W tych ekstremalnych okolicznościach inni wspierają go i pocieszają. Pewna pielęgniarka mówi mu: „Żyję dla ciebie. Walczmy dalej!”. Dodaje mu to odwagi i sił. Razem z nim na sali leży pewna kobieta. Oboje są wyczerpani, bez sił, nie mogą mówić. Porozumiewają się wyłącznie za pomocą gestów. Zachęcają się nawzajem do podejmowania wysiłku, nawiązuje się pomiędzy nimi przyjaźń. Rozumieją, że istnieje tylko chwila obecna, w której można kochać poprzez małe gesty, poprzez modlitwę, które sprawiają, że żyjesz, ponieważ starasz się pomimo wszystko, kiedy tylko możesz, ofiarować to swoje cierpienie za innych. Jest to droga prowadząca do zbawienia nawet w takich sytuacjach.

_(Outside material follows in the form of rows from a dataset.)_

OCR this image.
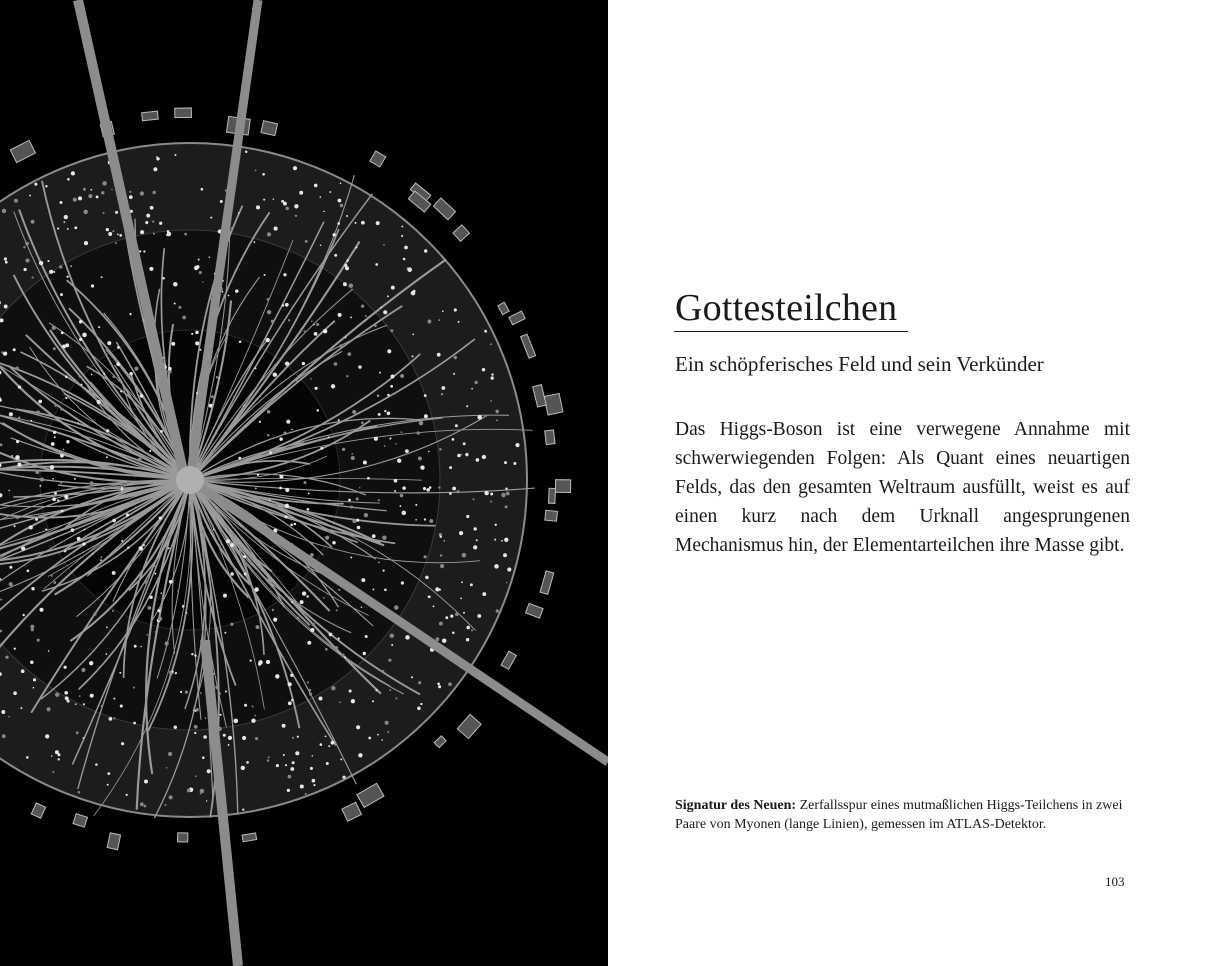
Gottesteilchen
Ein schöpferisches Feld und sein Verkünder

Das Higgs-Boson ist eine verwegene Annahme mit schwerwiegenden Folgen: Als Quant eines neuartigen Felds, das den gesamten Weltraum ausfüllt, weist es auf einen kurz nach dem Urknall angesprungenen Mechanismus hin, der Elementarteilchen ihre Masse gibt.

Signatur des Neuen: Zerfallsspur eines mutmaßlichen Higgs-Teilchens in zwei Paare von Myonen (lange Linien), gemessen im ATLAS-Detektor.

103
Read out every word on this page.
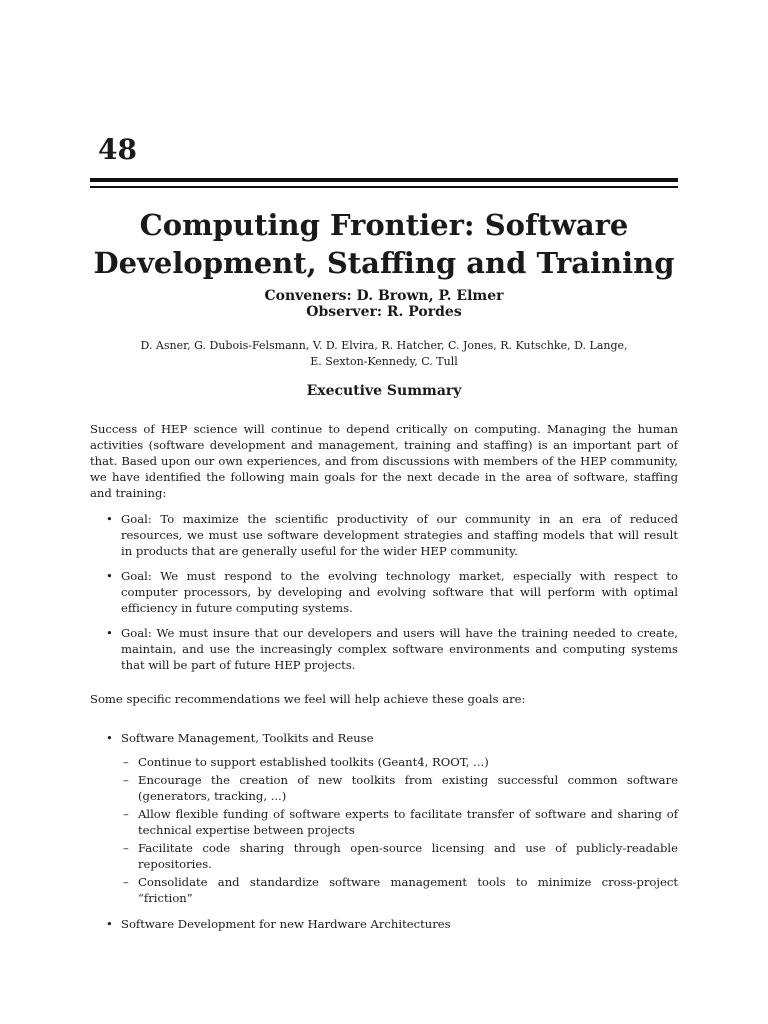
48
Computing Frontier: Software
Development, Staffing and Training
Conveners: D. Brown, P. Elmer
Observer: R. Pordes
D. Asner, G. Dubois-Felsmann, V. D. Elvira, R. Hatcher, C. Jones, R. Kutschke, D. Lange,
E. Sexton-Kennedy, C. Tull
Executive Summary

Success of HEP science will continue to depend critically on computing. Managing the human activities (software development and management, training and staffing) is an important part of that. Based upon our own experiences, and from discussions with members of the HEP community, we have identified the following main goals for the next decade in the area of software, staffing and training:

• Goal: To maximize the scientific productivity of our community in an era of reduced resources, we must use software development strategies and staffing models that will result in products that are generally useful for the wider HEP community.
• Goal: We must respond to the evolving technology market, especially with respect to computer processors, by developing and evolving software that will perform with optimal efficiency in future computing systems.
• Goal: We must insure that our developers and users will have the training needed to create, maintain, and use the increasingly complex software environments and computing systems that will be part of future HEP projects.

Some specific recommendations we feel will help achieve these goals are:

• Software Management, Toolkits and Reuse
– Continue to support established toolkits (Geant4, ROOT, ...)
– Encourage the creation of new toolkits from existing successful common software (generators, tracking, ...)
– Allow flexible funding of software experts to facilitate transfer of software and sharing of technical expertise between projects
– Facilitate code sharing through open-source licensing and use of publicly-readable repositories.
– Consolidate and standardize software management tools to minimize cross-project “friction”
• Software Development for new Hardware Architectures
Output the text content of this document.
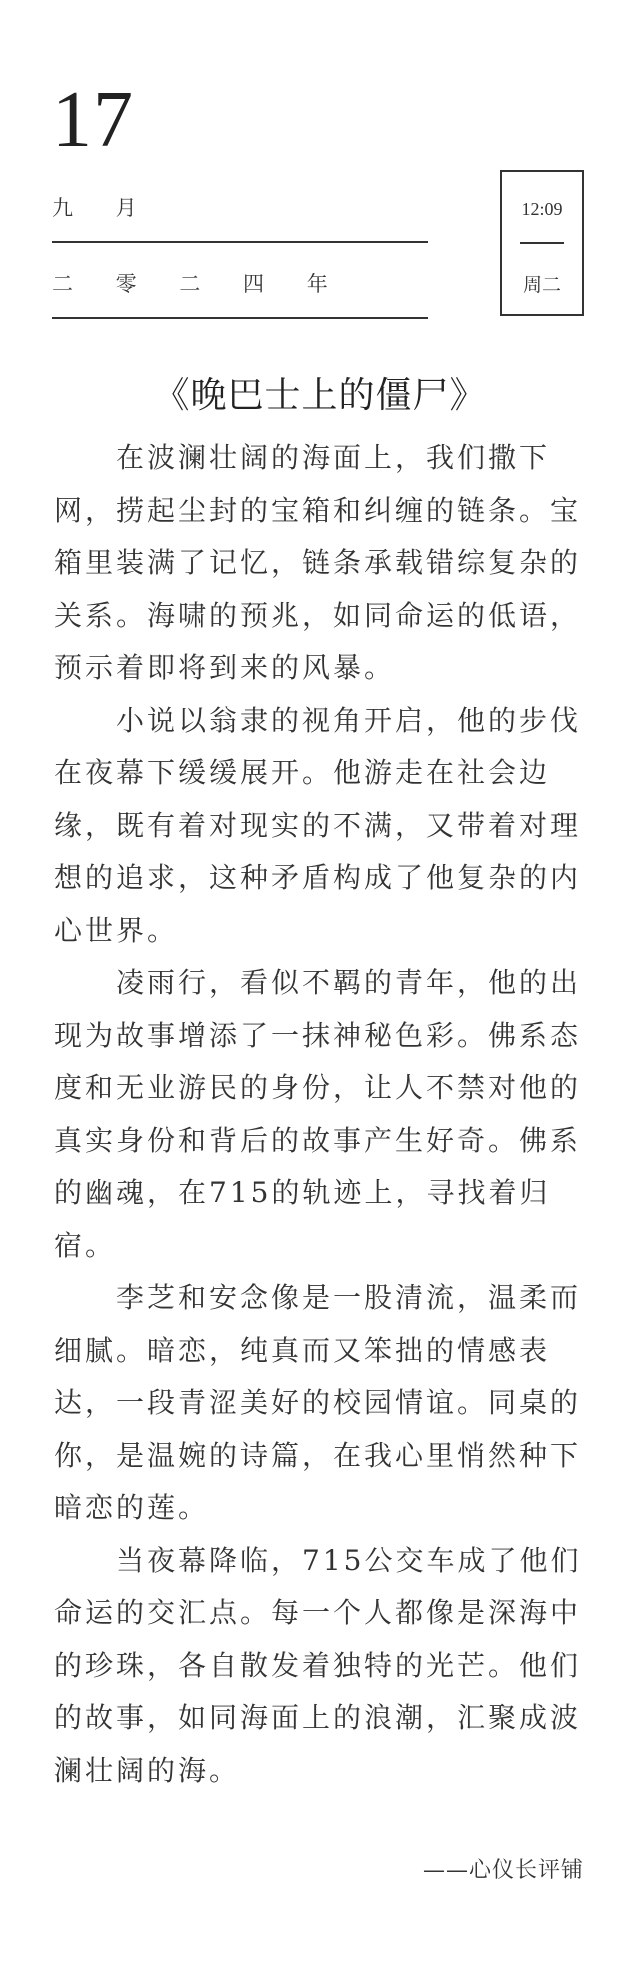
17
九 月
二 零 二 四 年
12:09
周二
《晚巴士上的僵尸》

在波澜壮阔的海面上，我们撒下网，捞起尘封的宝箱和纠缠的链条。宝箱里装满了记忆，链条承载错综复杂的关系。海啸的预兆，如同命运的低语，预示着即将到来的风暴。

小说以翁隶的视角开启，他的步伐在夜幕下缓缓展开。他游走在社会边缘，既有着对现实的不满，又带着对理想的追求，这种矛盾构成了他复杂的内心世界。

凌雨行，看似不羁的青年，他的出现为故事增添了一抹神秘色彩。佛系态度和无业游民的身份，让人不禁对他的真实身份和背后的故事产生好奇。佛系的幽魂，在715的轨迹上，寻找着归宿。

李芝和安念像是一股清流，温柔而细腻。暗恋，纯真而又笨拙的情感表达，一段青涩美好的校园情谊。同桌的你，是温婉的诗篇，在我心里悄然种下暗恋的莲。

当夜幕降临，715公交车成了他们命运的交汇点。每一个人都像是深海中的珍珠，各自散发着独特的光芒。他们的故事，如同海面上的浪潮，汇聚成波澜壮阔的海。

——心仪长评铺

Po pięciu dniach ostrej fazy choroby zostaje Totiemu zostaje zdjęty hełm respiracyjny i  pielęgniarki próbują postawić go na nogi. Nie ma sił, jego oddychanie jest dalej wspomagane przez butlę z tlenem, ale Toti próbuje wstać. „Byłem jak dziecko stawiające pierwsze kroki”. Kiedy wychodzi na korytarz oddziału, lekarze i pielęgniarki biją mu gromkie brawa. To go wyzwala. Przeszywa go głębokie wzruszenie. Są ludzie, którzy dla niego żyją, którzy dali z siebie wszystko, aby utrzymać go przy życiu.  Po 15 dniach pobytu w szpitalu i utracie pięciu kilogramów, wraca do domu. Jest Wielki Czwartek. Wyzdrowiał także drugi chory fokolarino. Toti  jest klinicznie wyleczony, nawet jeśli potrzebne są jeszcze dwa dodatkowe badania, aby mieć pewność, że choroba została całkowicie przezwyciężona. „To doświadczenie ukształtowało mnie. Autentyczne i szczere relacje panują tylko tam, gdzie kocha się sercem. Kiedy wyjeżdżałem, chciałem napisać podziękowania dla całego personelu szpitala, ponieważ czułem dużo miłości i rodzinną atmosferę. To nieprawda, że ​​mógłbym umrzeć w samotności. Na własne oczy widziałem, jak zażyła była relacja pomiędzy lekarzami i pielęgniarkami a pacjentami. Są oni aniołami dla cierpiących”.